Le côté négatif n'est pas là uniquement pour nous donner le libre arbitre. Bien sûr, c'est l’une des raisons, mais il est aussi là pour permettre la vie dans le corps humain. Car si l'âme n'était pas recouverte de force par ce désir de recevoir pour elle-même, elle ne resterait pas dans nos corps. Le côté négatif est toujours là pour intervenir et s'assurer que nous ne devenons pas trop spirituels ou connectés comme il est arrivé à Nadab et Avihu qui ont brisé la couche protectrice du penchant négatif.
Avec cette compréhension, nous pouvons commencer à voir que lorsque nous nous sentons déconnectés, cela fait partie de la protection, de ce qui nous maintient en vie. Chaque fois que nous ressentons un manque, quel qu'il soit, et certainement un manque spirituel, ce que nous ressentons et ce à quoi nous nous connectons est la couche protectrice qui permet à notre âme de rester dans notre corps.
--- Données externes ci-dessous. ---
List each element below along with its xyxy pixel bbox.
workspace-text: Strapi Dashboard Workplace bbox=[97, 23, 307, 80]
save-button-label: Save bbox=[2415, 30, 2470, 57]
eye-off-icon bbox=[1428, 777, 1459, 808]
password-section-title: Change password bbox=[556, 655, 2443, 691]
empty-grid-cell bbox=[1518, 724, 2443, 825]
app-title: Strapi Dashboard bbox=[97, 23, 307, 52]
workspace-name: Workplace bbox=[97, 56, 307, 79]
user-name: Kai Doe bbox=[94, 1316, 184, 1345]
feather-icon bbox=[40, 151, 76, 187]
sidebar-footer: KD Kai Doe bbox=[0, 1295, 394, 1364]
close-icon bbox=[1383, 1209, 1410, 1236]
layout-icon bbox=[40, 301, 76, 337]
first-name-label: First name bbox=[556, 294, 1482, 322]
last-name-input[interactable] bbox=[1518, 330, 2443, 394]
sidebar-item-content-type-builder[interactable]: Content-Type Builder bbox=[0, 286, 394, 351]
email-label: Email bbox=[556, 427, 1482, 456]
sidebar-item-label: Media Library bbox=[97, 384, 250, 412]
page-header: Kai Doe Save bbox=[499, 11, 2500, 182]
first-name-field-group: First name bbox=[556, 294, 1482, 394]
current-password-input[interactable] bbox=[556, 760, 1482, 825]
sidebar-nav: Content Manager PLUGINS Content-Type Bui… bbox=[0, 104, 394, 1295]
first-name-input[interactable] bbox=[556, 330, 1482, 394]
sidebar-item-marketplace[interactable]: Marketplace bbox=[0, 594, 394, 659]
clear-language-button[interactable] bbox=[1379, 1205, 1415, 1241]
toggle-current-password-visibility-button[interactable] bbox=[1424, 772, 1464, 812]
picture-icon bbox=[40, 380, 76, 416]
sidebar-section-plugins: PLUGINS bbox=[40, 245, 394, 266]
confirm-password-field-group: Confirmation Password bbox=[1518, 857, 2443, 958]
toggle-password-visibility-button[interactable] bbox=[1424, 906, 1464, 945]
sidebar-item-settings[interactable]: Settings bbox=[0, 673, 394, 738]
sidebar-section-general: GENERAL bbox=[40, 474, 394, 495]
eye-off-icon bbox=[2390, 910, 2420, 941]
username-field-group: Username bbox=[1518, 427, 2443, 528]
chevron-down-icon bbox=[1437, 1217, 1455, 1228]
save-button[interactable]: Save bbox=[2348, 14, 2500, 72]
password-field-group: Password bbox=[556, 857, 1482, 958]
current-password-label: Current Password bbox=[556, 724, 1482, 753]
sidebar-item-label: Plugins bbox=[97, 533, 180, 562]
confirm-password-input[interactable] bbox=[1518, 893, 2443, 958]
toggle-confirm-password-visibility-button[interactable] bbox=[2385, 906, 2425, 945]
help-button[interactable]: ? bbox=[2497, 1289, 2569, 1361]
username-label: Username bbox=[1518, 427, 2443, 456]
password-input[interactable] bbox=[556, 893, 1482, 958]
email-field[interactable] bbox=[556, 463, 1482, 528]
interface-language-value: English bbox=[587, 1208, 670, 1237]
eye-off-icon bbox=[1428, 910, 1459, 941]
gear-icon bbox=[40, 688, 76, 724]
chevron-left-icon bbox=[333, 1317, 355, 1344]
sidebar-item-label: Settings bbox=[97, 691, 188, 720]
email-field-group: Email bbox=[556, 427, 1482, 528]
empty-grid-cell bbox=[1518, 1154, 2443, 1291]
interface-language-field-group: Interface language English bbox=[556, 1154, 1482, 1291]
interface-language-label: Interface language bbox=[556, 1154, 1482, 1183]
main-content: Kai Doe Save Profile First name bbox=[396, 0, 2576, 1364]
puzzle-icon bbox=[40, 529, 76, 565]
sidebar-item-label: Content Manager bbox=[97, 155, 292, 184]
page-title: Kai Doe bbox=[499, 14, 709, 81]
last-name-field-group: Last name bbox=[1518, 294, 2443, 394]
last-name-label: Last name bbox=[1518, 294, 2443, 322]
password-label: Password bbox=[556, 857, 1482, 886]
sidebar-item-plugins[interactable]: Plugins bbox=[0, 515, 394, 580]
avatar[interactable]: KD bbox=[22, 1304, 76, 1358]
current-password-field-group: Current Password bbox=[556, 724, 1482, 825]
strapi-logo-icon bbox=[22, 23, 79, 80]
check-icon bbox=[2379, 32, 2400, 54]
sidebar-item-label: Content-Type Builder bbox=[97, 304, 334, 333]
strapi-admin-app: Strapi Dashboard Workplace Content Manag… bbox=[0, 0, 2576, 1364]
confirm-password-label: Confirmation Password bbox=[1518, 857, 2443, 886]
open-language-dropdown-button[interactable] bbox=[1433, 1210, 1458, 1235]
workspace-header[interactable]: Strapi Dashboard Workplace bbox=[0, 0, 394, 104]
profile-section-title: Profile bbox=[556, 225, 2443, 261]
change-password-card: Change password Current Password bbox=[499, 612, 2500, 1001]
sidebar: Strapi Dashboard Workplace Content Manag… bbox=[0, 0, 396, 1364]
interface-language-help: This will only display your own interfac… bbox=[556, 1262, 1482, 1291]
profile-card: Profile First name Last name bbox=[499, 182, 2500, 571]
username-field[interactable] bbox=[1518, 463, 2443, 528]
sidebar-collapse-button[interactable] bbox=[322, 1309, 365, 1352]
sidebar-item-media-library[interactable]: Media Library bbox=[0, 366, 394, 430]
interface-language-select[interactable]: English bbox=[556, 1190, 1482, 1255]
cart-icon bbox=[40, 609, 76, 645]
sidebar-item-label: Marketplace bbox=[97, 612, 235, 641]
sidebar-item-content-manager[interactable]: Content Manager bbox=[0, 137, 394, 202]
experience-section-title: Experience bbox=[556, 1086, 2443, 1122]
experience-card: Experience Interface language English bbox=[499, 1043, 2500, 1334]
Par nature, l’âme veut retourner à sa source. Alors, pour nous permettre d’accomplir le travail dont nous avons besoin dans ce monde, le Créateur nous a donné un cadeau qui nous permet de vivre : le penchant négatif. Il construit une couche, une coquille autour de l'âme, et ne lui permet pas de se connecter à 100 % et d'atteindre complètement l'état où elle veut quitter le corps. Être enfermé dans cette inclinaison négative est ce qui nous permet d’accomplir notre travail dans ce monde. Et il s’agit vraiment d’un enseignement et d’un cadeau magnifique.